Goal setting is a key ingredient of all successful entrepreneurs.
Have you ever really thought about the best way to set your goals? Do you think about how your goals have played their part in your success? Do you celebrate your successes?
When I was posed these questions in a recent interview, I gave it some serious thought. I have made my living for the past 22 years doing strategic planning for others. But like the shoemaker whose children are barefoot, often we are not good at doing formal planning for ourselves. As I have shifted gears from consulting to building a technology company, I have had to revert to my craft and actually do some serious planning. I am a funny mixture of long-term strategist and the one that knows that a great recipe doesn’t just happen.
I love to cook, especially for guests. When making an amazing meal, you have to make sure that you start with a clean surface, the best implements, the finest ingredients, the perfect temperature to cook and the right timing on cooking or baking. When you are done, you don’t just revel in your work by looking at it, you partake of it and savor what you have done. Then you clean up and start all over again.
Business is like that. You have to focus on the ingredients – clearing the decks and focusing on what is important, making sure you have the right ideas and the right people to get it done.
My goals are like a bridge – in fact, I use a bridge metaphor in my strategic consulting.
If you are doing something new, you have to have a strategy and develop a plan.
You must know how it fits within your existing portfolio and what structure is necessary to provide the best environment for success. Then you need to know what initiatives need to be put in place in order to achieve your goals.

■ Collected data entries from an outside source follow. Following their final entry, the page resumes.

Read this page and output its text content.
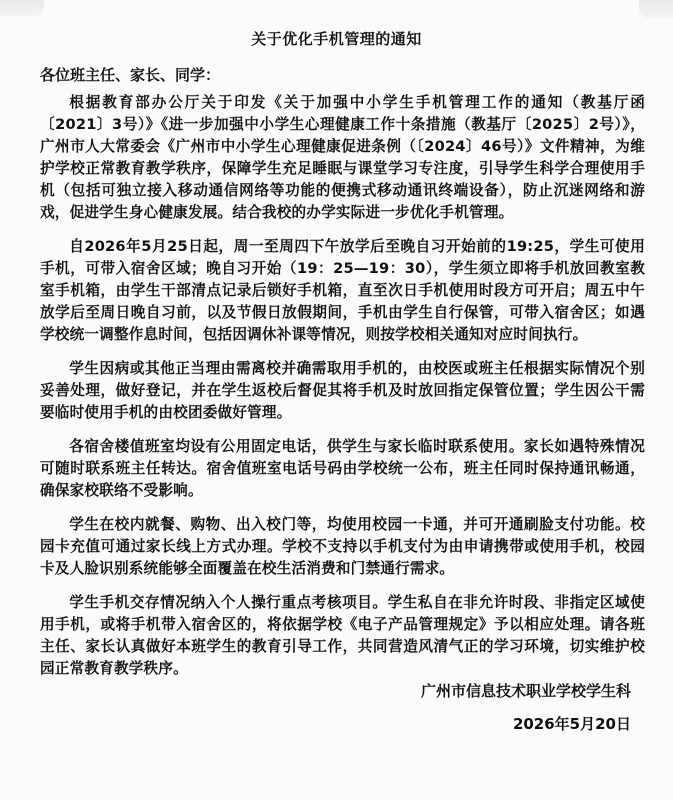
关于优化手机管理的通知
各位班主任、家长、同学：

根据教育部办公厅关于印发《关于加强中小学生手机管理工作的通知（教基厅函〔2021〕3号）》《进一步加强中小学生心理健康工作十条措施（教基厅〔2025〕2号）》，广州市人大常委会《广州市中小学生心理健康促进条例（〔2024〕46号）》文件精神，为维护学校正常教育教学秩序，保障学生充足睡眠与课堂学习专注度，引导学生科学合理使用手机（包括可独立接入移动通信网络等功能的便携式移动通讯终端设备），防止沉迷网络和游戏，促进学生身心健康发展。结合我校的办学实际进一步优化手机管理。

自2026年5月25日起，周一至周四下午放学后至晚自习开始前的19:25，学生可使用手机，可带入宿舍区域；晚自习开始（19：25—19：30），学生须立即将手机放回教室教室手机箱，由学生干部清点记录后锁好手机箱，直至次日手机使用时段方可开启；周五中午放学后至周日晚自习前，以及节假日放假期间，手机由学生自行保管，可带入宿舍区；如遇学校统一调整作息时间，包括因调休补课等情况，则按学校相关通知对应时间执行。

学生因病或其他正当理由需离校并确需取用手机的，由校医或班主任根据实际情况个别妥善处理，做好登记，并在学生返校后督促其将手机及时放回指定保管位置；学生因公干需要临时使用手机的由校团委做好管理。

各宿舍楼值班室均设有公用固定电话，供学生与家长临时联系使用。家长如遇特殊情况可随时联系班主任转达。宿舍值班室电话号码由学校统一公布，班主任同时保持通讯畅通，确保家校联络不受影响。

学生在校内就餐、购物、出入校门等，均使用校园一卡通，并可开通刷脸支付功能。校园卡充值可通过家长线上方式办理。学校不支持以手机支付为由申请携带或使用手机，校园卡及人脸识别系统能够全面覆盖在校生活消费和门禁通行需求。

学生手机交存情况纳入个人操行重点考核项目。学生私自在非允许时段、非指定区域使用手机，或将手机带入宿舍区的，将依据学校《电子产品管理规定》予以相应处理。请各班主任、家长认真做好本班学生的教育引导工作，共同营造风清气正的学习环境，切实维护校园正常教育教学秩序。

广州市信息技术职业学校学生科
2026年5月20日
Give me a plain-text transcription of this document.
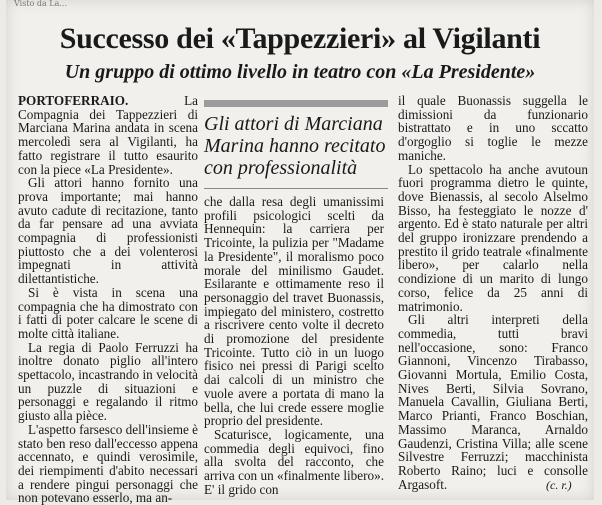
Visto da La...
Successo dei «Tappezzieri» al Vigilanti
Un gruppo di ottimo livello in teatro con «La Presidente»

PORTOFERRAIO.	La Compagnia dei Tappezzieri di Marciana Marina andata in scena mercoledì sera al Vigilanti, ha fatto registrare il tutto esaurito con la piece «La Presidente».

Gli attori hanno fornito una prova importante; mai hanno avuto cadute di recitazione, tanto da far pensare ad una avviata compagnia di professionisti piuttosto che a dei volenterosi impegnati in attività dilettantistiche.

Si è vista in scena una compagnia che ha dimostrato con i fatti di poter calcare le scene di molte città italiane.

La regia di Paolo Ferruzzi ha inoltre donato piglio all'intero spettacolo, incastrando in velocità un puzzle di situazioni e personaggi e regalando il ritmo giusto alla pièce.

L'aspetto farsesco dell'insieme è stato ben reso dall'eccesso appena accennato, e quindi verosimile, dei riempimenti d'abito necessari a rendere pingui personaggi che non potevano esserlo, ma an-

Gli attori di Marciana Marina hanno recitato con professionalità

che dalla resa degli umanissimi profili psicologici scelti da Hennequin: la carriera per Tricointe, la pulizia per "Madame la Presidente", il moralismo poco morale del minilismo Gaudet. Esilarante e ottimamente reso il personaggio del travet Buonassis, impiegato del ministero, costretto a riscrivere cento volte il decreto di promozione del presidente Tricointe. Tutto ciò in un luogo fisico nei pressi di Parigi scelto dai calcoli di un ministro che vuole avere a portata di mano la bella, che lui crede essere moglie proprio del presidente.

Scaturisce, logicamente, una commedia degli equivoci, fino alla svolta del racconto, che arriva con un «finalmente libero». E' il grido con

il quale Buonassis suggella le dimissioni da funzionario bistrattato e in uno sccatto d'orgoglio si toglie le mezze maniche.

Lo spettacolo ha anche avutoun fuori programma dietro le quinte, dove Bienassis, al secolo Alselmo Bisso, ha festeggiato le nozze d' argento. Ed è stato naturale per altri del gruppo ironizzare prendendo a prestito il grido teatrale «finalmente libero», per calarlo nella condizione di un marito di lungo corso, felice da 25 anni di matrimonio.

Gli altri interpreti della commedia, tutti bravi nell'occasione, sono: Franco Giannoni, Vincenzo Tirabasso, Giovanni Mortula, Emilio Costa, Nives Berti, Silvia Sovrano, Manuela Cavallin, Giuliana Berti, Marco Prianti, Franco Boschian, Massimo Maranca, Arnaldo Gaudenzi, Cristina Villa; alle scene Silvestre Ferruzzi; macchinista Roberto Raino; luci e consolle Argasoft.	(c. r.)
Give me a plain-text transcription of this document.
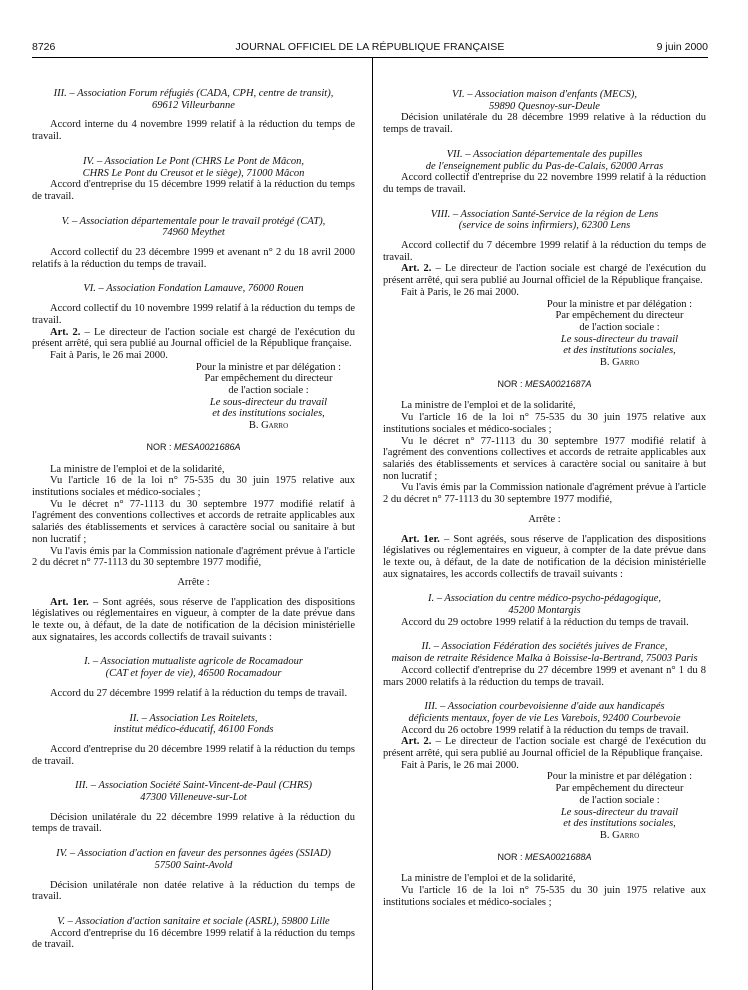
8726	JOURNAL OFFICIEL DE LA RÉPUBLIQUE FRANÇAISE	9 juin 2000
III. – Association Forum réfugiés (CADA, CPH, centre de transit),
69612 Villeurbanne

Accord interne du 4 novembre 1999 relatif à la réduction du temps de travail.

IV. – Association Le Pont (CHRS Le Pont de Mâcon,
CHRS Le Pont du Creusot et le siège), 71000 Mâcon

Accord d'entreprise du 15 décembre 1999 relatif à la réduction du temps de travail.

V. – Association départementale pour le travail protégé (CAT),
74960 Meythet

Accord collectif du 23 décembre 1999 et avenant n° 2 du 18 avril 2000 relatifs à la réduction du temps de travail.

VI. – Association Fondation Lamauve, 76000 Rouen

Accord collectif du 10 novembre 1999 relatif à la réduction du temps de travail.

Art. 2. – Le directeur de l'action sociale est chargé de l'exécution du présent arrêté, qui sera publié au Journal officiel de la République française.

Fait à Paris, le 26 mai 2000.

Pour la ministre et par délégation :
Par empêchement du directeur
de l'action sociale :
Le sous-directeur du travail
et des institutions sociales,
B. Garro
NOR : MESA0021686A

La ministre de l'emploi et de la solidarité,

Vu l'article 16 de la loi n° 75-535 du 30 juin 1975 relative aux institutions sociales et médico-sociales ;

Vu le décret n° 77-1113 du 30 septembre 1977 modifié relatif à l'agrément des conventions collectives et accords de retraite applicables aux salariés des établissements et services à caractère social ou sanitaire à but non lucratif ;

Vu l'avis émis par la Commission nationale d'agrément prévue à l'article 2 du décret n° 77-1113 du 30 septembre 1977 modifié,

Arrête :

Art. 1er. – Sont agréés, sous réserve de l'application des dispositions législatives ou réglementaires en vigueur, à compter de la date prévue dans le texte ou, à défaut, de la date de notification de la décision ministérielle aux signataires, les accords collectifs de travail suivants :

I. – Association mutualiste agricole de Rocamadour
(CAT et foyer de vie), 46500 Rocamadour

Accord du 27 décembre 1999 relatif à la réduction du temps de travail.

II. – Association Les Roitelets,
institut médico-éducatif, 46100 Fonds

Accord d'entreprise du 20 décembre 1999 relatif à la réduction du temps de travail.

III. – Association Société Saint-Vincent-de-Paul (CHRS)
47300 Villeneuve-sur-Lot

Décision unilatérale du 22 décembre 1999 relative à la réduction du temps de travail.

IV. – Association d'action en faveur des personnes âgées (SSIAD)
57500 Saint-Avold

Décision unilatérale non datée relative à la réduction du temps de travail.

V. – Association d'action sanitaire et sociale (ASRL), 59800 Lille

Accord d'entreprise du 16 décembre 1999 relatif à la réduction du temps de travail.

VI. – Association maison d'enfants (MECS),
59890 Quesnoy-sur-Deule

Décision unilatérale du 28 décembre 1999 relative à la réduction du temps de travail.

VII. – Association départementale des pupilles
de l'enseignement public du Pas-de-Calais, 62000 Arras

Accord collectif d'entreprise du 22 novembre 1999 relatif à la réduction du temps de travail.

VIII. – Association Santé-Service de la région de Lens
(service de soins infirmiers), 62300 Lens

Accord collectif du 7 décembre 1999 relatif à la réduction du temps de travail.

Art. 2. – Le directeur de l'action sociale est chargé de l'exécution du présent arrêté, qui sera publié au Journal officiel de la République française.

Fait à Paris, le 26 mai 2000.

Pour la ministre et par délégation :
Par empêchement du directeur
de l'action sociale :
Le sous-directeur du travail
et des institutions sociales,
B. Garro
NOR : MESA0021687A

La ministre de l'emploi et de la solidarité,

Vu l'article 16 de la loi n° 75-535 du 30 juin 1975 relative aux institutions sociales et médico-sociales ;

Vu le décret n° 77-1113 du 30 septembre 1977 modifié relatif à l'agrément des conventions collectives et accords de retraite applicables aux salariés des établissements et services à caractère social ou sanitaire à but non lucratif ;

Vu l'avis émis par la Commission nationale d'agrément prévue à l'article 2 du décret n° 77-1113 du 30 septembre 1977 modifié,

Arrête :

Art. 1er. – Sont agréés, sous réserve de l'application des dispositions législatives ou réglementaires en vigueur, à compter de la date prévue dans le texte ou, à défaut, de la date de notification de la décision ministérielle aux signataires, les accords collectifs de travail suivants :

I. – Association du centre médico-psycho-pédagogique,
45200 Montargis

Accord du 29 octobre 1999 relatif à la réduction du temps de travail.

II. – Association Fédération des sociétés juives de France,
maison de retraite Résidence Malka à Boissise-la-Bertrand, 75003 Paris

Accord collectif d'entreprise du 27 décembre 1999 et avenant n° 1 du 8 mars 2000 relatifs à la réduction du temps de travail.

III. – Association courbevoisienne d'aide aux handicapés
déficients mentaux, foyer de vie Les Varebois, 92400 Courbevoie

Accord du 26 octobre 1999 relatif à la réduction du temps de travail.

Art. 2. – Le directeur de l'action sociale est chargé de l'exécution du présent arrêté, qui sera publié au Journal officiel de la République française.

Fait à Paris, le 26 mai 2000.

Pour la ministre et par délégation :
Par empêchement du directeur
de l'action sociale :
Le sous-directeur du travail
et des institutions sociales,
B. Garro
NOR : MESA0021688A

La ministre de l'emploi et de la solidarité,

Vu l'article 16 de la loi n° 75-535 du 30 juin 1975 relative aux institutions sociales et médico-sociales ;
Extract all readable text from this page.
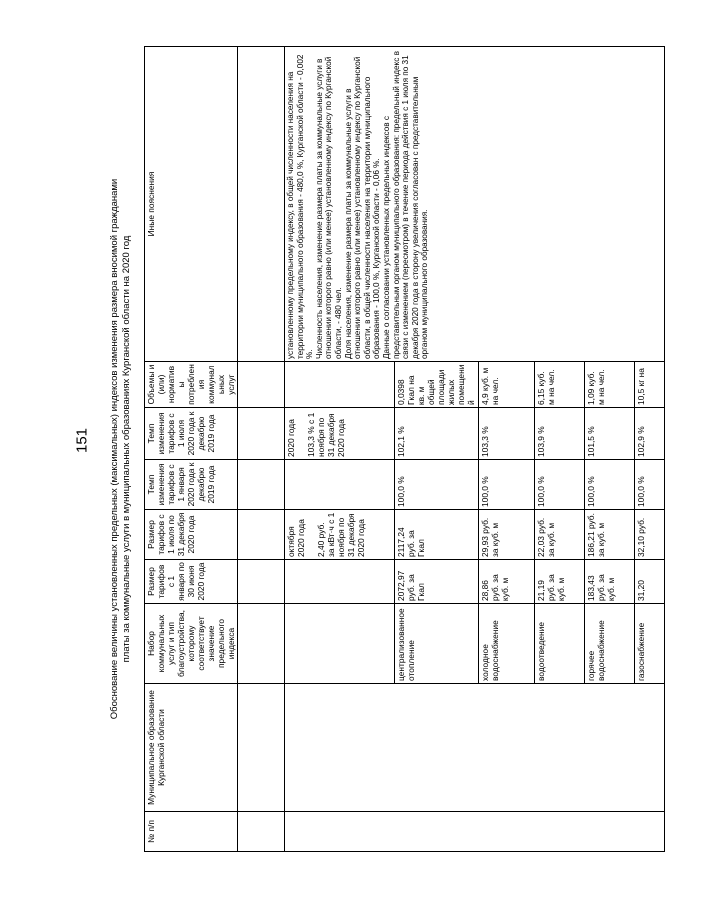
151 Обоснование величины установленных предельных (максимальных) индексов изменения размера вносимой гражданами платы за коммунальные услуги в муниципальных образованиях Курганской области на 2020 год
№ п/п	Муниципальное образование Курганской области	Набор коммунальных услуг и тип благоустройства, которому соответствует значение предельного индекса	Размер тарифов с 1 января по 30 июня 2020 года	Размер тарифов с 1 июля по 31 декабря 2020 года	Темп изменения тарифов с 1 января 2020 года к декабрю 2019 года	Темп изменения тарифов с 1 июля 2020 года к декабрю 2019 года	Объемы и (или) нормативы потребления коммунальных услуг	Иные пояснения

				октября 2020 года 2,40 руб. за кВт·ч с 1 ноября по 31 декабря 2020 года		2020 года 103,3 % с 1 ноября по 31 декабря 2020 года		установленному предельному индексу, в общей численности населения на территории муниципального образования - 480,0 %, Курганской области - 0,002 %.
Численность населения, изменение размера платы за коммунальные услуги в отношении которого равно (или менее) установленному индексу по Курганской области, - 480 чел.
Доля населения, изменение размера платы за коммунальные услуги в отношении которого равно (или менее) установленному индексу по Курганской области, в общей численности населения на территории муниципального образования - 100,0 %, Курганской области - 0,06 %.
Данные о согласовании установленных предельных индексов с представительным органом муниципального образования: предельный индекс в связи с изменением (пересмотром) в течение периода действия с 1 июля по 31 декабря 2020 года в сторону увеличения согласован с представительным органом муниципального образования.
		централизованное отопление	2072,97 руб. за Гкал	2117,24 руб. за Гкал	100,0 %	102,1 %	0,0398 Гкал на кв. м общей площади жилых помещений	
		холодное водоснабжение	28,86 руб. за куб. м	29,93 руб. за куб. м	100,0 %	103,3 %	4,9 куб. м на чел.	
		водоотведение	21,19 руб. за куб. м	22,03 руб. за куб. м	100,0 %	103,9 %	6,15 куб. м на чел.	
		горячее водоснабжение	183,43 руб. за куб. м	186,21 руб. за куб. м	100,0 %	101,5 %	1,09 куб. м на чел.	
		газоснабжение	31,20	32,10 руб.	100,0 %	102,9 %	10,5 кг на	
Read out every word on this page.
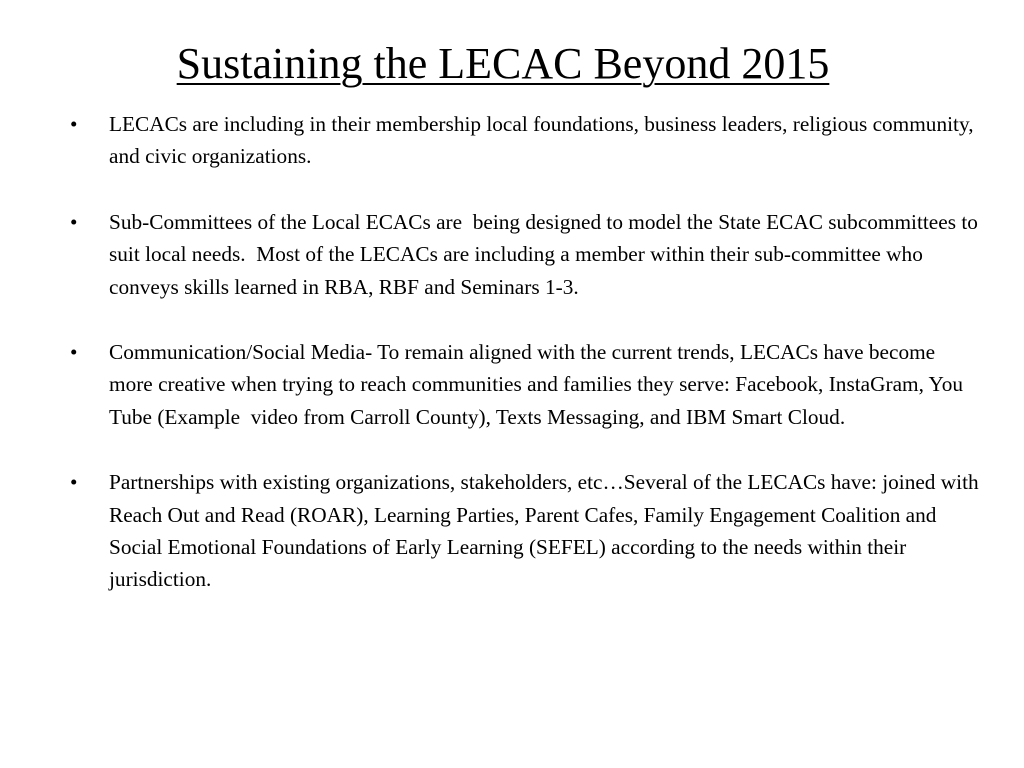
Sustaining the LECAC Beyond 2015
•	LECACs are including in their membership local foundations, business leaders, religious community, and civic organizations.
•	Sub-Committees of the Local ECACs are  being designed to model the State ECAC subcommittees to suit local needs.  Most of the LECACs are including a member within their sub-committee who conveys skills learned in RBA, RBF and Seminars 1-3.
•	Communication/Social Media- To remain aligned with the current trends, LECACs have become more creative when trying to reach communities and families they serve: Facebook, InstaGram, You Tube (Example  video from Carroll County), Texts Messaging, and IBM Smart Cloud.
•	Partnerships with existing organizations, stakeholders, etc…Several of the LECACs have: joined with Reach Out and Read (ROAR), Learning Parties, Parent Cafes, Family Engagement Coalition and Social Emotional Foundations of Early Learning (SEFEL) according to the needs within their jurisdiction.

Within each initiative, there is a list of tasks to be identified and assigned. As you are implementing your strategy, there are also elements that must be considered that impact your processes, your people and your tools.
Cultural issues must also be taken into consideration before diving into the task list. A key issue is that those in charge of actually executing the tasks are generally much more comfortable on the right side of the bridge, with an operational mindset. Keeping their eyes on the longer term is not natural, as their focus is close. Put them in a room with the strategists, who are set on the long term vision and you have a dichotomy. But it is possible to meet in the middle!
This model works. Over the past 22 years of my consulting business, we have used this process hundreds of times to create successful new ventures or expand existing ones.
Remember though, no matter how you do your planning, once you have built your dream, you need to celebrate what you’ve built.